The key is to be realistic and admit that not everyone who wants an under market priced home in a beautiful place will get one. But those that do should have the opportunity to really live the life this place offers. Not everyone should get a subsidized 1,800-square-foot home with a backyard for the dog. New density is certainly warranted but a variety of housing options need to be considered in the broad plan of housing essential workers across the North Valley. Small apartments to more spacious condos to small single-family homes should be available so that members of the working community can thrive for a life and not just a couple of seasons.
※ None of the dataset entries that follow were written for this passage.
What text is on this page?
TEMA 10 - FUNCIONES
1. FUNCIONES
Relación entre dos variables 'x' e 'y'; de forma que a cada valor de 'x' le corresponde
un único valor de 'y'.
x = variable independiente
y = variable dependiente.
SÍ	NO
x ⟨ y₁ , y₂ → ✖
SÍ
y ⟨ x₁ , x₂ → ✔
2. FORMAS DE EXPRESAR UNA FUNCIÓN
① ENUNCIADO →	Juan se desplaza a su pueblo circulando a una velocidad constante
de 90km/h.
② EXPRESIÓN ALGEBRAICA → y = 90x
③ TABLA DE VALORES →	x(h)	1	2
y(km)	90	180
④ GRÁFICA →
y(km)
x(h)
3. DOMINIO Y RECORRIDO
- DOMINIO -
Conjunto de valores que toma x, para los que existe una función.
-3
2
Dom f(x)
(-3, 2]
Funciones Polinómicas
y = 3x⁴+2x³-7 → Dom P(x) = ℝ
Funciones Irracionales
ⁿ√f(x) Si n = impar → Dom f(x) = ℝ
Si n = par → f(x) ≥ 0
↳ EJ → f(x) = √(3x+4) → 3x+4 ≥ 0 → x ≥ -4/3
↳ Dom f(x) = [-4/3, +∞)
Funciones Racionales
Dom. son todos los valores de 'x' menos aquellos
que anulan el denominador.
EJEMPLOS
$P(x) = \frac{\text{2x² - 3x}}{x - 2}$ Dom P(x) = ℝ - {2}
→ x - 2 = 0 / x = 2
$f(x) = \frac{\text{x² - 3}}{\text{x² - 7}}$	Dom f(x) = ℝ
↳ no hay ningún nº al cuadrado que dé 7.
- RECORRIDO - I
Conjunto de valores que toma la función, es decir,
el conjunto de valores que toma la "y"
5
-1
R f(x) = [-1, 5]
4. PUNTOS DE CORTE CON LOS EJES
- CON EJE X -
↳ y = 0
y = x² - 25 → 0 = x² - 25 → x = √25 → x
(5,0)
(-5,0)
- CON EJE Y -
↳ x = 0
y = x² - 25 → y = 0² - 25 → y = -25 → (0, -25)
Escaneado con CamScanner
The saying that ‘you can’t build your way out of the problem’ rings true because if for example you build a project that houses 500 new residents in Whetstone those people need classroom space and teachers for their children, they need places to park near work or alternative ways to easily get to work, they need plow drivers to clear their roads, bartenders to serve them drinks, EMTs to help them in crisis and on and on. In too many mountain towns the solution is to just build more housing for workers to address those needs and the cycle never ends. It is simple siloed math.

Perhaps the key is to redefine what and how to address workforce housing because to be successful it is much more than a single silo. Define the need as preserving essential community instead of simply providing unlimited workforce housing. Essential community covers a wide range of people from dishwashers to ski instructors to ranch workers to doctors to business owners to second homeowners. But the basic foundation is first made up of the workers everyone depends on to keep the community ticking: teachers, EMT and ambulance drivers, cops, firefighters, healthcare providers, plow drivers, bus drivers and so on. It expands from there.

Ideas: 

—First, determine if the community is ready to build so much additional housing that the small-town, intimate elements of the current community disappear as a result. Initial Community Compass feedback is that most everyone wants to maintain the current intimate, small-town vibe so that should be an underlying driver with any development.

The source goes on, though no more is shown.